Sky News: The UK has formally signed up to the first climate change agreement that covers every country on earth. It comes as there is uncertainty over America’s role in the Paris Agreement. Donald Trump had described climate change as a hoax invented by China. I’m joined now by Tom Burke, chairman of Third Generation Environmentalism, and former senior advisor to the Foreign Secretary’s special representative on Climate Change. Good evening to you, Tom Burke. So the UK has formerly ratified this, signed up to today. What is the significance of the Paris Agreement?
Tom Burke: Well the real significance of the Paris Agreement is the way that it represents a real turning point when the political risk equation is changing, for governments now the political risk of failing to act on climate change is increasing, meanwhile the political risks of acting is decreasing, as the cost of renewables goes through the floor. So the events that the scientists have been predicting are now happening with increasing frequency, and really driving home to political leaders everywhere that this is a problem that is going to have major political impact on people’s prosperity and their security, and at the same time we are seeing that the cost of dealing with the problem are really going through the floor, as the cost of renewables goes down, the cost of storage goes down, we are beginning to see people take up all of the opportunities in a low-carbon economy.
Sky News: Yeah, what about the political risks, as you describe them, of Donald Trump? Who is a climate sceptic, he has previously claimed that climate change didn’t exist and he has threatened to pull out of the Paris Agreement, and promised a coal revival.
Tom Burke: Yeah, he is probably a political risk to more than the climate as well. But the reality is that there is not a huge amount that he can actually do to stop the momentum. He can certainly slow down the regulatory push. He can do things domestically that mean that legislation doesn’t drive a low-carbon economy forward faster in the US. He can’t really do much to stop the international community going forward. If you remember the Bush Administration pulled out of the Kyoto Protocol, meanwhile the rest of the world got on with it and achieved the objectives. In that sense he can’t stop the world going ahead. The Chinese aren’t doing something about climate change because they care about what the President of the United States is thinking, they are doing something about climate change because it immediately affects their people, and they are going to go on doing that. So I don’t think that we are going to see a very dramatic change globally. Domestically, in the US, I think that we are going to see a slowing down of their efforts there. But you have to remember that in the US the reach of the president doesn’t run everywhere, there are going to be a lot of states, like California and other states, that are going to go on driving forward to take up the opportunities in a low-carbon economy, there are going to be a lot of cities going ahead and doing things, so I don’t think that we are going to see quite the same cataclysm that some people have said. I think we are going to discover that Elon Musk, the guy who is producing the electric vehicles at Tesla, is a much better businessman than Donald Trump.

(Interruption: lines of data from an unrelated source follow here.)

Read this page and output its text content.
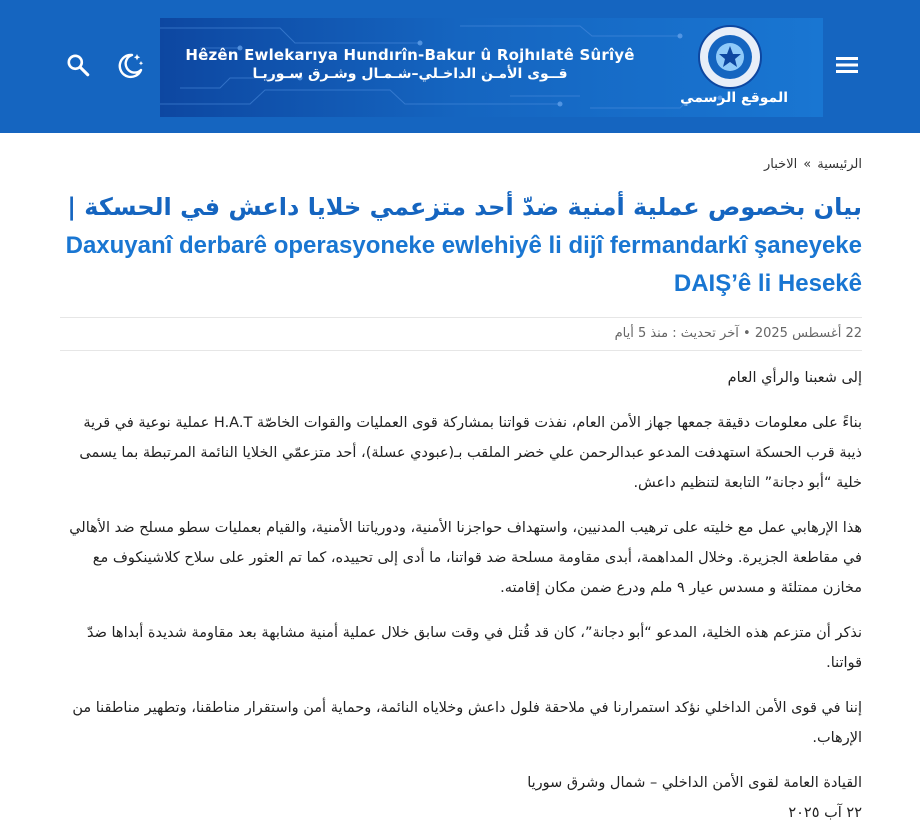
Hêzên Ewlekarıya Hundırîn-Bakur û Rojhılatê Sûrîyê
قــوى الأمـن الداخـلي–شـمـال وشـرق سـوريـا
الموقع الرسمي
الرئيسية»الاخبار
بيان بخصوص عملية أمنية ضدّ أحد متزعمي خلايا داعش في الحسكة |
Daxuyanî derbarê operasyoneke ewlehiyê li dijî fermandarkî şaneyeke DAIŞ’ê li Hesekê
22 أغسطس 2025 • آخر تحديث : منذ 5 أيام

إلى شعبنا والرأي العام

بناءً على معلومات دقيقة جمعها جهاز الأمن العام، نفذت قواتنا بمشاركة قوى العمليات والقوات الخاصّة H.A.T عملية نوعية في قرية ذيبة قرب الحسكة استهدفت المدعو عبدالرحمن علي خضر الملقب بـ(عبودي عسلة)، أحد متزعمّي الخلايا النائمة المرتبطة بما يسمى خلية “أبو دجانة” التابعة لتنظيم داعش.

هذا الإرهابي عمل مع خليته على ترهيب المدنيين، واستهداف حواجزنا الأمنية، ودورياتنا الأمنية، والقيام بعمليات سطو مسلح ضد الأهالي في مقاطعة الجزيرة. وخلال المداهمة، أبدى مقاومة مسلحة ضد قواتنا، ما أدى إلى تحييده، كما تم العثور على سلاح كلاشينكوف مع مخازن ممتلئة و مسدس عيار ٩ ملم ودرع ضمن مكان إقامته.

نذكر أن متزعم هذه الخلية، المدعو “أبو دجانة”، كان قد قُتل في وقت سابق خلال عملية أمنية مشابهة بعد مقاومة شديدة أبداها ضدّ قواتنا.

إننا في قوى الأمن الداخلي نؤكد استمرارنا في ملاحقة فلول داعش وخلاياه النائمة، وحماية أمن واستقرار مناطقنا، وتطهير مناطقنا من الإرهاب.

القيادة العامة لقوى الأمن الداخلي – شمال وشرق سوريا

٢٢ آب ٢٠٢٥
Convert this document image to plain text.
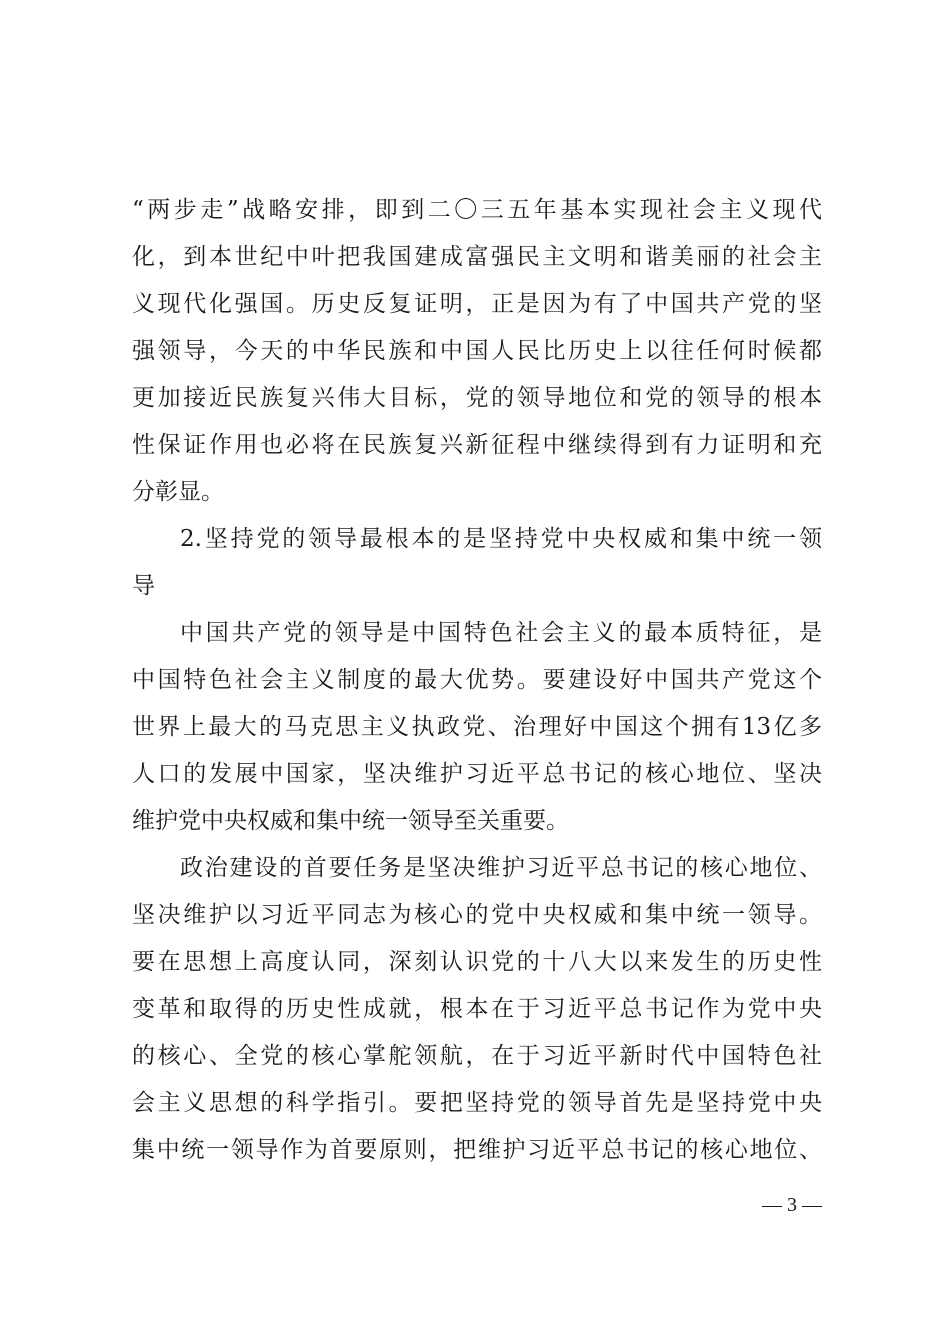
“两步走”战略安排，即到二〇三五年基本实现社会主义现代
化，到本世纪中叶把我国建成富强民主文明和谐美丽的社会主
义现代化强国。历史反复证明，正是因为有了中国共产党的坚
强领导，今天的中华民族和中国人民比历史上以往任何时候都
更加接近民族复兴伟大目标，党的领导地位和党的领导的根本
性保证作用也必将在民族复兴新征程中继续得到有力证明和充
分彰显。
2.坚持党的领导最根本的是坚持党中央权威和集中统一领
导
中国共产党的领导是中国特色社会主义的最本质特征，是
中国特色社会主义制度的最大优势。要建设好中国共产党这个
世界上最大的马克思主义执政党、治理好中国这个拥有13亿多
人口的发展中国家，坚决维护习近平总书记的核心地位、坚决
维护党中央权威和集中统一领导至关重要。
政治建设的首要任务是坚决维护习近平总书记的核心地位、
坚决维护以习近平同志为核心的党中央权威和集中统一领导。
要在思想上高度认同，深刻认识党的十八大以来发生的历史性
变革和取得的历史性成就，根本在于习近平总书记作为党中央
的核心、全党的核心掌舵领航，在于习近平新时代中国特色社
会主义思想的科学指引。要把坚持党的领导首先是坚持党中央
集中统一领导作为首要原则，把维护习近平总书记的核心地位、
— 3 —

Sky News: You talked about the costs of dealing with the problem of climate change, and I wonder if the economics might influence Donald Trump to change his position slightly, he is a businessman; he is a numbers man after all.

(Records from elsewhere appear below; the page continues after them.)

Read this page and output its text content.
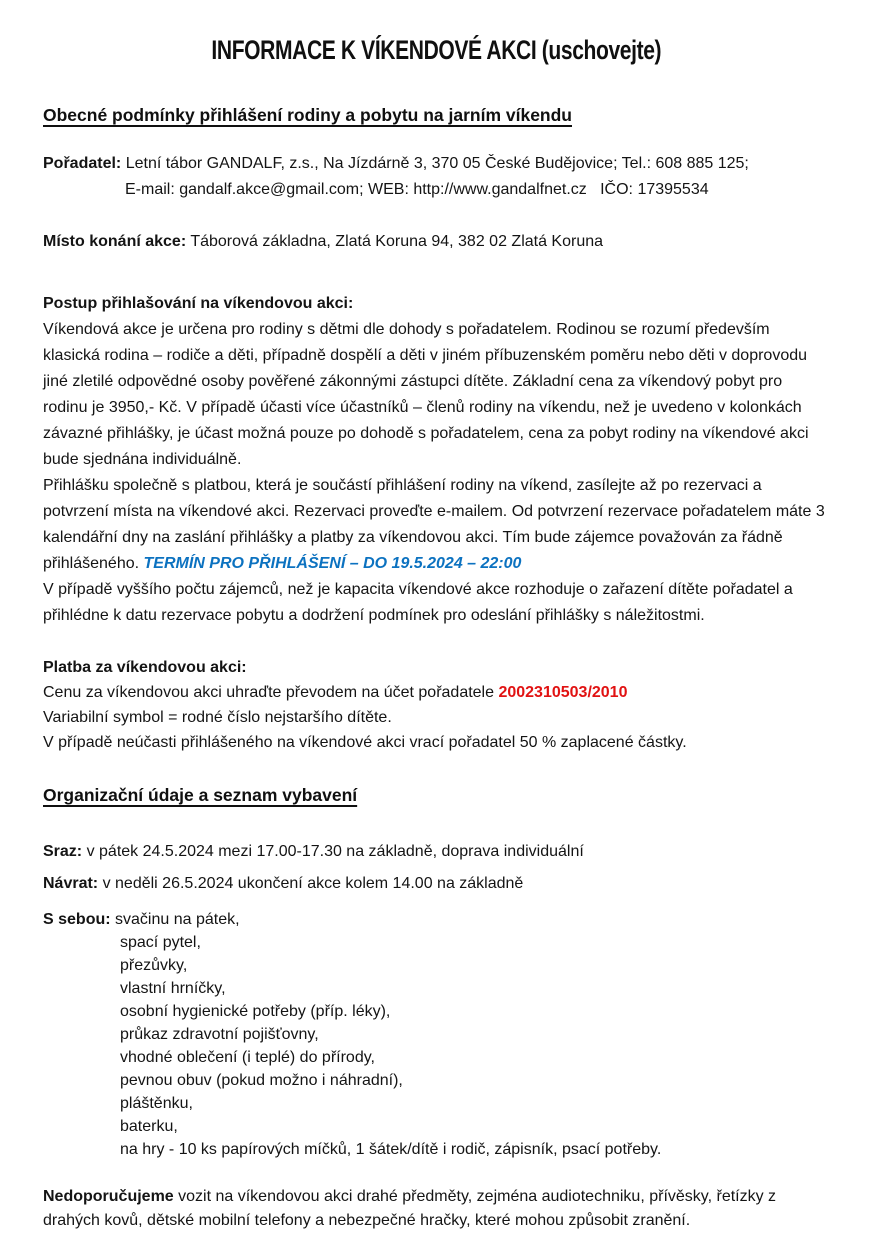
INFORMACE K VÍKENDOVÉ AKCI (uschovejte)
Obecné podmínky přihlášení rodiny a pobytu na jarním víkendu

Pořadatel: Letní tábor GANDALF, z.s., Na Jízdárně 3, 370 05 České Budějovice; Tel.: 608 885 125;

E-mail: gandalf.akce@gmail.com; WEB: http://www.gandalfnet.cz   IČO: 17395534

Místo konání akce: Táborová základna, Zlatá Koruna 94, 382 02 Zlatá Koruna

Postup přihlašování na víkendovou akci:

Víkendová akce je určena pro rodiny s dětmi dle dohody s pořadatelem. Rodinou se rozumí především klasická rodina – rodiče a děti, případně dospělí a děti v jiném příbuzenském poměru nebo děti v doprovodu jiné zletilé odpovědné osoby pověřené zákonnými zástupci dítěte. Základní cena za víkendový pobyt pro rodinu je 3950,- Kč. V případě účasti více účastníků – členů rodiny na víkendu, než je uvedeno v kolonkách závazné přihlášky, je účast možná pouze po dohodě s pořadatelem, cena za pobyt rodiny na víkendové akci bude sjednána individuálně.

Přihlášku společně s platbou, která je součástí přihlášení rodiny na víkend, zasílejte až po rezervaci a potvrzení místa na víkendové akci. Rezervaci proveďte e-mailem. Od potvrzení rezervace pořadatelem máte 3 kalendářní dny na zaslání přihlášky a platby za víkendovou akci. Tím bude zájemce považován za řádně přihlášeného. TERMÍN PRO PŘIHLÁŠENÍ – DO 19.5.2024 – 22:00

V případě vyššího počtu zájemců, než je kapacita víkendové akce rozhoduje o zařazení dítěte pořadatel a přihlédne k datu rezervace pobytu a dodržení podmínek pro odeslání přihlášky s náležitostmi.

Platba za víkendovou akci:

Cenu za víkendovou akci uhraďte převodem na účet pořadatele 2002310503/2010

Variabilní symbol = rodné číslo nejstaršího dítěte.

V případě neúčasti přihlášeného na víkendové akci vrací pořadatel 50 % zaplacené částky.

Organizační údaje a seznam vybavení

Sraz: v pátek 24.5.2024 mezi 17.00-17.30 na základně, doprava individuální

Návrat: v neděli 26.5.2024 ukončení akce kolem 14.00 na základně

S sebou: svačinu na pátek,

spací pytel,
přezůvky,
vlastní hrníčky,
osobní hygienické potřeby (příp. léky),
průkaz zdravotní pojišťovny,
vhodné oblečení (i teplé) do přírody,
pevnou obuv (pokud možno i náhradní),
pláštěnku,
baterku,
na hry - 10 ks papírových míčků, 1 šátek/dítě i rodič, zápisník, psací potřeby.

Nedoporučujeme vozit na víkendovou akci drahé předměty, zejména audiotechniku, přívěsky, řetízky z drahých kovů, dětské mobilní telefony a nebezpečné hračky, které mohou způsobit zranění.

Tom Burke: I think that you are right about that. What might well influence Donald Trump, as it really should be influencing our own government, is the fact that the rest of the world really is moving on very fast with an energy transition, an energy revolution, that really is driving forward towards low-carbon. And because we have been a bit incoherent in our policy, are getting left behind, and there is a real risk that if Donald Trump does what he has been talking about, then the same thing will happen in the United States. So we will be surrendering massive amounts of market opportunities to the Chinese and the European countries, that are getting on with the energy revolution.
Sky News: How bigger challenge is it to meet this commitment that the Paris Agreement sets, and what changes will the UK and other countries have to make in order to do that.
Tom Burke: It is a very big challenge to meet it, and we are not going fast enough with what we are doing, so we are going to have to do more. Now that was recognised in the Paris Agreement, it was recognised that this was a start, and that we would have to keep upping what we are doing regularly. There is a so called ratchet mechanism that would drive things forward every five years. So we are going to have to go faster. What I suspect will happen is that we will end up making much better use of our resources in generating capacity, being much more efficient in the way that we use energy in our own homes, lowering our own bills, and in particular in many parts of the world it’s going to improve air quality, as we take out the emissions from vehicles and from power stations. So actually what we are going to see as we get on with this energy revolution, is lots of aspect of our lives improving, not just reducing the threat of climate change.
Sky News: And if we needed a reminder of why the Paris Agreement is necessary, we had the news this week that it is the warmest year on record.
Tom Burke: I think that is absolutely right, and we have seen this year, for instance, the hurricane season in the Indian and Pacific oceans was very aggressive. We are seeing a huge increase in the number of deaths and the amount of damage that is done by extreme weather events, and that is only one of the manifestations of an increasing climate. Almost every year this decade has been warmer than the year before, and that is a pretty alarming sign, as we what that scientists told us twenty years ago was going to happen, is actually happening a bit faster than they said.
Sky News: Ok. Tom Burke, thank you very much for joining us this evening on Sky News.